The Internet has been great for employment in Africa. Not only has fast Internet helped increase employment across the continent, but according to recently released study, it also decreased inequality.
The study, conducted by economists at Columbia University and Harvard University, quantifies the impact of the arrival of the submarine Internet cables that made high speed Internet accessible to millions more Africans. The researchers find that these cables, which arrived in the late 2000s and early 2010s, led to somewhere between a 4% to 10% overall rise in employment on the continent.
High speed Internet led to employment growth by encouraging the expansion of companies in information technology heavy sectors like finance, and increasing the productivity of manufacturing firms, write the researchers. Specifically, they point to thriving sectors like business process outsourcing in South Africa, e-commerce in Nigeria, and industrial production in Kenya as examples of the way high speed Internet has reshaped the African labor market.
Perhaps the most remarkable of the researchers’ findings is that the Internet has decreased inequality in employment by education level. Their data show that the group that saw the greatest increase in employment were people who had just completed primary school. Secondary school graduates and those with higher education degrees also gained, but not as much. The researchers believe this is likely due to an expansion of service industry and domestic jobs demanded by an increasingly wealthy African middle class.
In order to ascribe this job growth to the Internet, rather than other changes happening on the continent, the researchers use a clever methodology. They exploit the fact that the submarine cables arrived to coastal African cities slowly over time in a geographically determined manner.

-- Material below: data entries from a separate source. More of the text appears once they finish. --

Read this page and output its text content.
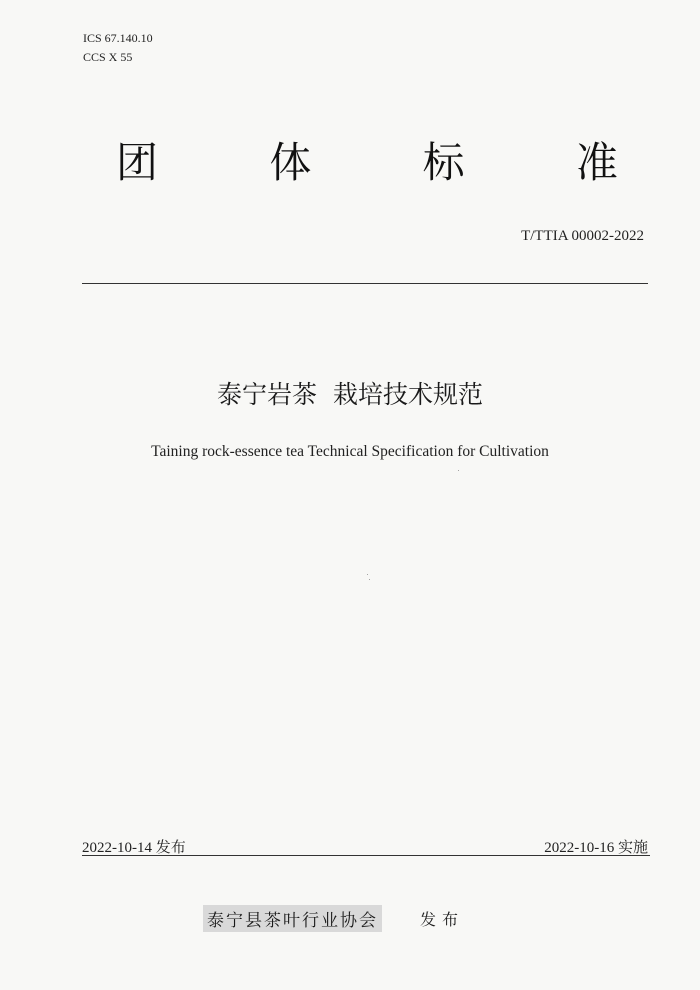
ICS 67.140.10
CCS X 55
团	体	标	准
T/TTIA 00002-2022
泰宁岩茶  栽培技术规范
Taining rock-essence tea Technical Specification for Cultivation
2022-10-14 发布	2022-10-16 实施
泰宁县茶叶行业协会	发布
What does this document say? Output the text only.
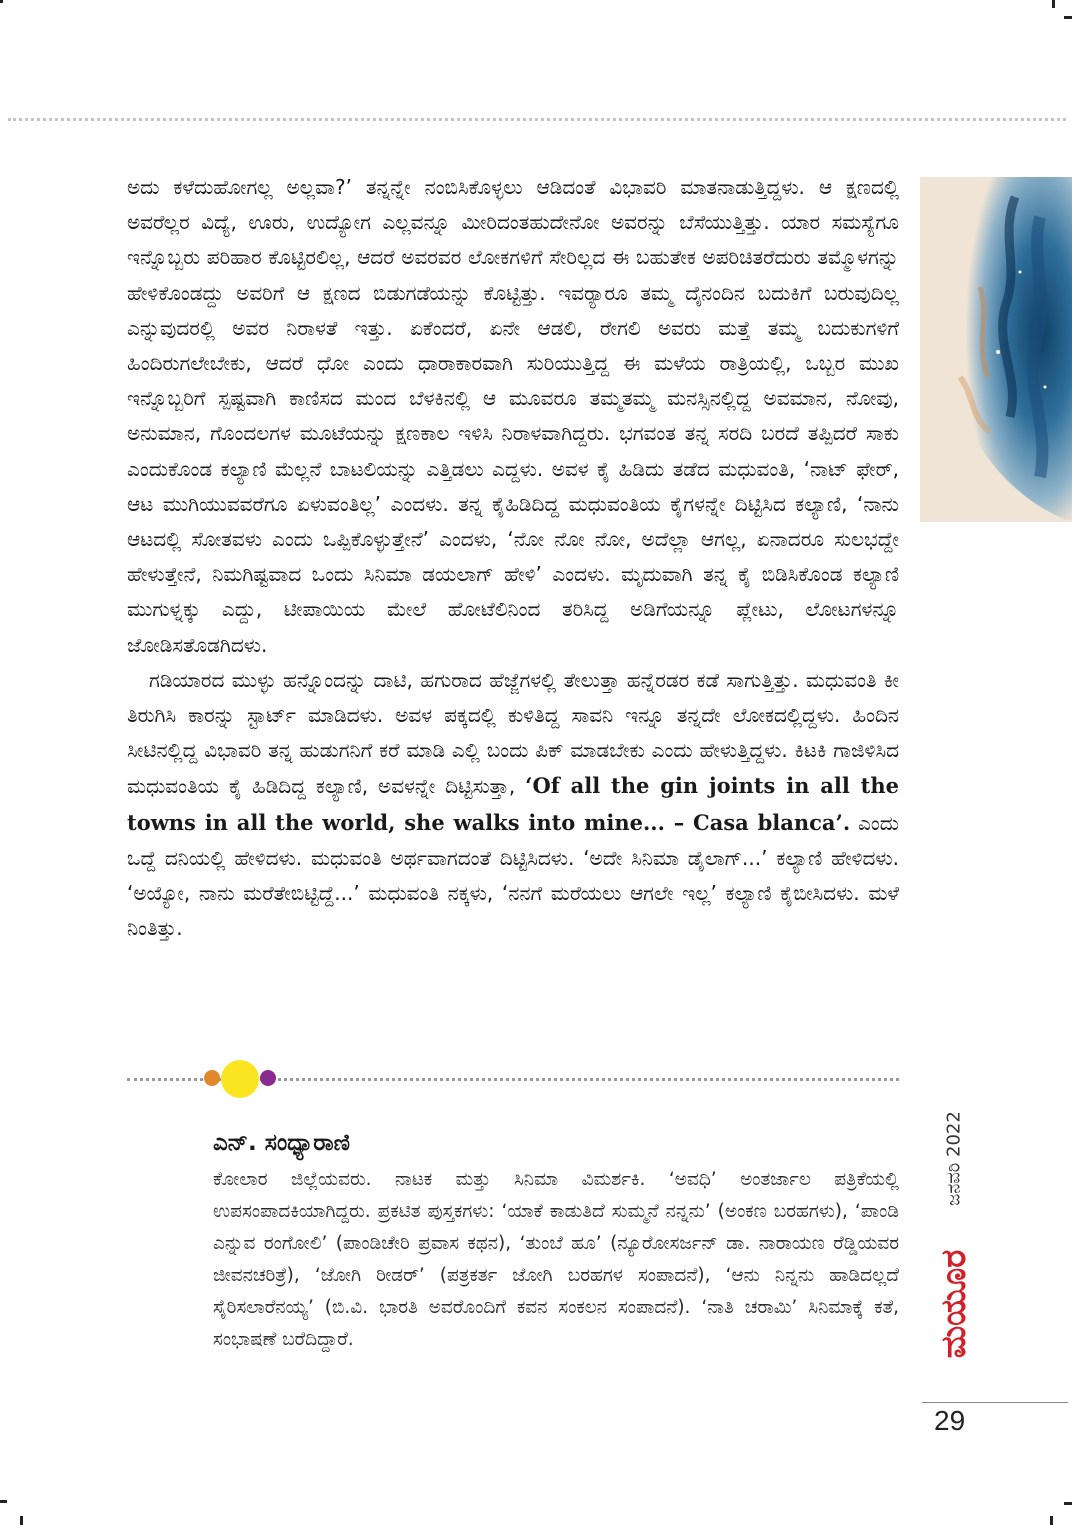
ಅದು ಕಳೆದುಹೋಗಲ್ಲ ಅಲ್ಲವಾ?’ ತನ್ನನ್ನೇ ನಂಬಿಸಿಕೊಳ್ಳಲು ಆಡಿದಂತೆ ವಿಭಾವರಿ ಮಾತನಾಡುತ್ತಿದ್ದಳು. ಆ ಕ್ಷಣದಲ್ಲಿ ಅವರೆಲ್ಲರ ವಿದ್ಯೆ, ಊರು, ಉದ್ಯೋಗ ಎಲ್ಲವನ್ನೂ ಮೀರಿದಂತಹುದೇನೋ ಅವರನ್ನು ಬೆಸೆಯುತ್ತಿತ್ತು. ಯಾರ ಸಮಸ್ಯೆಗೂ ಇನ್ನೊಬ್ಬರು ಪರಿಹಾರ ಕೊಟ್ಟಿರಲಿಲ್ಲ, ಆದರೆ ಅವರವರ ಲೋಕಗಳಿಗೆ ಸೇರಿಲ್ಲದ ಈ ಬಹುತೇಕ ಅಪರಿಚಿತರೆದುರು ತಮ್ಮೊಳಗನ್ನು ಹೇಳಿಕೊಂಡದ್ದು ಅವರಿಗೆ ಆ ಕ್ಷಣದ ಬಿಡುಗಡೆಯನ್ನು ಕೊಟ್ಟಿತ್ತು. ಇವರ್‍ಯಾರೂ ತಮ್ಮ ದೈನಂದಿನ ಬದುಕಿಗೆ ಬರುವುದಿಲ್ಲ ಎನ್ನುವುದರಲ್ಲಿ ಅವರ ನಿರಾಳತೆ ಇತ್ತು. ಏಕೆಂದರೆ, ಏನೇ ಆಡಲಿ, ರೇಗಲಿ ಅವರು ಮತ್ತೆ ತಮ್ಮ ಬದುಕುಗಳಿಗೆ ಹಿಂದಿರುಗಲೇಬೇಕು, ಆದರೆ ಧೋ ಎಂದು ಧಾರಾಕಾರವಾಗಿ ಸುರಿಯುತ್ತಿದ್ದ ಈ ಮಳೆಯ ರಾತ್ರಿಯಲ್ಲಿ, ಒಬ್ಬರ ಮುಖ ಇನ್ನೊಬ್ಬರಿಗೆ ಸ್ಪಷ್ಟವಾಗಿ ಕಾಣಿಸದ ಮಂದ ಬೆಳಕಿನಲ್ಲಿ ಆ ಮೂವರೂ ತಮ್ಮತಮ್ಮ ಮನಸ್ಸಿನಲ್ಲಿದ್ದ ಅವಮಾನ, ನೋವು, ಅನುಮಾನ, ಗೊಂದಲಗಳ ಮೂಟೆಯನ್ನು ಕ್ಷಣಕಾಲ ಇಳಿಸಿ ನಿರಾಳವಾಗಿದ್ದರು. ಭಗವಂತ ತನ್ನ ಸರದಿ ಬರದೆ ತಪ್ಪಿದರೆ ಸಾಕು ಎಂದುಕೊಂಡ ಕಲ್ಯಾಣಿ ಮೆಲ್ಲನೆ ಬಾಟಲಿಯನ್ನು ಎತ್ತಿಡಲು ಎದ್ದಳು. ಅವಳ ಕೈ ಹಿಡಿದು ತಡೆದ ಮಧುವಂತಿ, ‘ನಾಟ್ ಫೇರ್, ಆಟ ಮುಗಿಯುವವರೆಗೂ ಏಳುವಂತಿಲ್ಲ’ ಎಂದಳು. ತನ್ನ ಕೈಹಿಡಿದಿದ್ದ ಮಧುವಂತಿಯ ಕೈಗಳನ್ನೇ ದಿಟ್ಟಿಸಿದ ಕಲ್ಯಾಣಿ, ‘ನಾನು ಆಟದಲ್ಲಿ ಸೋತವಳು ಎಂದು ಒಪ್ಪಿಕೊಳ್ಳುತ್ತೇನೆ’ ಎಂದಳು, ‘ನೋ ನೋ ನೋ, ಅದೆಲ್ಲಾ ಆಗಲ್ಲ, ಏನಾದರೂ ಸುಲಭದ್ದೇ ಹೇಳುತ್ತೇನೆ, ನಿಮಗಿಷ್ಟವಾದ ಒಂದು ಸಿನಿಮಾ ಡಯಲಾಗ್ ಹೇಳಿ’ ಎಂದಳು. ಮೃದುವಾಗಿ ತನ್ನ ಕೈ ಬಿಡಿಸಿಕೊಂಡ ಕಲ್ಯಾಣಿ ಮುಗುಳ್ನಕ್ಕು ಎದ್ದು, ಟೀಪಾಯಿಯ ಮೇಲೆ ಹೋಟೆಲಿನಿಂದ ತರಿಸಿದ್ದ ಅಡಿಗೆಯನ್ನೂ ಪ್ಲೇಟು, ಲೋಟಗಳನ್ನೂ ಜೋಡಿಸತೊಡಗಿದಳು.

ಗಡಿಯಾರದ ಮುಳ್ಳು ಹನ್ನೊಂದನ್ನು ದಾಟಿ, ಹಗುರಾದ ಹೆಜ್ಜೆಗಳಲ್ಲಿ ತೇಲುತ್ತಾ ಹನ್ನೆರಡರ ಕಡೆ ಸಾಗುತ್ತಿತ್ತು. ಮಧುವಂತಿ ಕೀ ತಿರುಗಿಸಿ ಕಾರನ್ನು ಸ್ಟಾರ್ಟ್ ಮಾಡಿದಳು. ಅವಳ ಪಕ್ಕದಲ್ಲಿ ಕುಳಿತಿದ್ದ ಸಾವನಿ ಇನ್ನೂ ತನ್ನದೇ ಲೋಕದಲ್ಲಿದ್ದಳು. ಹಿಂದಿನ ಸೀಟಿನಲ್ಲಿದ್ದ ವಿಭಾವರಿ ತನ್ನ ಹುಡುಗನಿಗೆ ಕರೆ ಮಾಡಿ ಎಲ್ಲಿ ಬಂದು ಪಿಕ್ ಮಾಡಬೇಕು ಎಂದು ಹೇಳುತ್ತಿದ್ದಳು. ಕಿಟಕಿ ಗಾಜಿಳಿಸಿದ ಮಧುವಂತಿಯ ಕೈ ಹಿಡಿದಿದ್ದ ಕಲ್ಯಾಣಿ, ಅವಳನ್ನೇ ದಿಟ್ಟಿಸುತ್ತಾ, ‘Of all the gin joints in all the towns in all the world, she walks into mine... – Casa blanca’. ಎಂದು ಒದ್ದೆ ದನಿಯಲ್ಲಿ ಹೇಳಿದಳು. ಮಧುವಂತಿ ಅರ್ಥವಾಗದಂತೆ ದಿಟ್ಟಿಸಿದಳು. ‘ಅದೇ ಸಿನಿಮಾ ಡೈಲಾಗ್...’ ಕಲ್ಯಾಣಿ ಹೇಳಿದಳು. ‘ಅಯ್ಯೋ, ನಾನು ಮರೆತೇಬಿಟ್ಟಿದ್ದೆ...’ ಮಧುವಂತಿ ನಕ್ಕಳು, ‘ನನಗೆ ಮರೆಯಲು ಆಗಲೇ ಇಲ್ಲ’ ಕಲ್ಯಾಣಿ ಕೈಬೀಸಿದಳು. ಮಳೆ ನಿಂತಿತ್ತು.

ಎನ್. ಸಂಧ್ಯಾರಾಣಿ

ಕೋಲಾರ ಜಿಲ್ಲೆಯವರು. ನಾಟಕ ಮತ್ತು ಸಿನಿಮಾ ವಿಮರ್ಶಕಿ. ‘ಅವಧಿ’ ಅಂತರ್ಜಾಲ ಪತ್ರಿಕೆಯಲ್ಲಿ ಉಪಸಂಪಾದಕಿಯಾಗಿದ್ದರು. ಪ್ರಕಟಿತ ಪುಸ್ತಕಗಳು: ‘ಯಾಕೆ ಕಾಡುತಿದೆ ಸುಮ್ಮನೆ ನನ್ನನು’ (ಅಂಕಣ ಬರಹಗಳು), ‘ಪಾಂಡಿ ಎನ್ನುವ ರಂಗೋಲಿ’ (ಪಾಂಡಿಚೇರಿ ಪ್ರವಾಸ ಕಥನ), ‘ತುಂಬೆ ಹೂ’ (ನ್ಯೂರೋಸರ್ಜನ್ ಡಾ. ನಾರಾಯಣ ರೆಡ್ಡಿಯವರ ಜೀವನಚರಿತ್ರೆ), ‘ಜೋಗಿ ರೀಡರ್’ (ಪತ್ರಕರ್ತ ಜೋಗಿ ಬರಹಗಳ ಸಂಪಾದನೆ), ‘ಆನು ನಿನ್ನನು ಹಾಡಿದಲ್ಲದೆ ಸೈರಿಸಲಾರೆನಯ್ಯ’ (ಬಿ.ವಿ. ಭಾರತಿ ಅವರೊಂದಿಗೆ ಕವನ ಸಂಕಲನ ಸಂಪಾದನೆ). ‘ನಾತಿ ಚರಾಮಿ’ ಸಿನಿಮಾಕ್ಕೆ ಕತೆ, ಸಂಭಾಷಣೆ ಬರೆದಿದ್ದಾರೆ.

ಜನವರಿ 2022
ಮಯೂರ
29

The image below, from the paper, shows the time of the arrival from 2009 to 2012.
The researchers demonstrate that, prior to the introduction of these cables, the places that would and would not receive Internet followed similar labor market trends. Because they were able to establish this similarity, the researchers were able to claim that the job growth in places that gained access to the high speed Internet was a result of access to this new resource.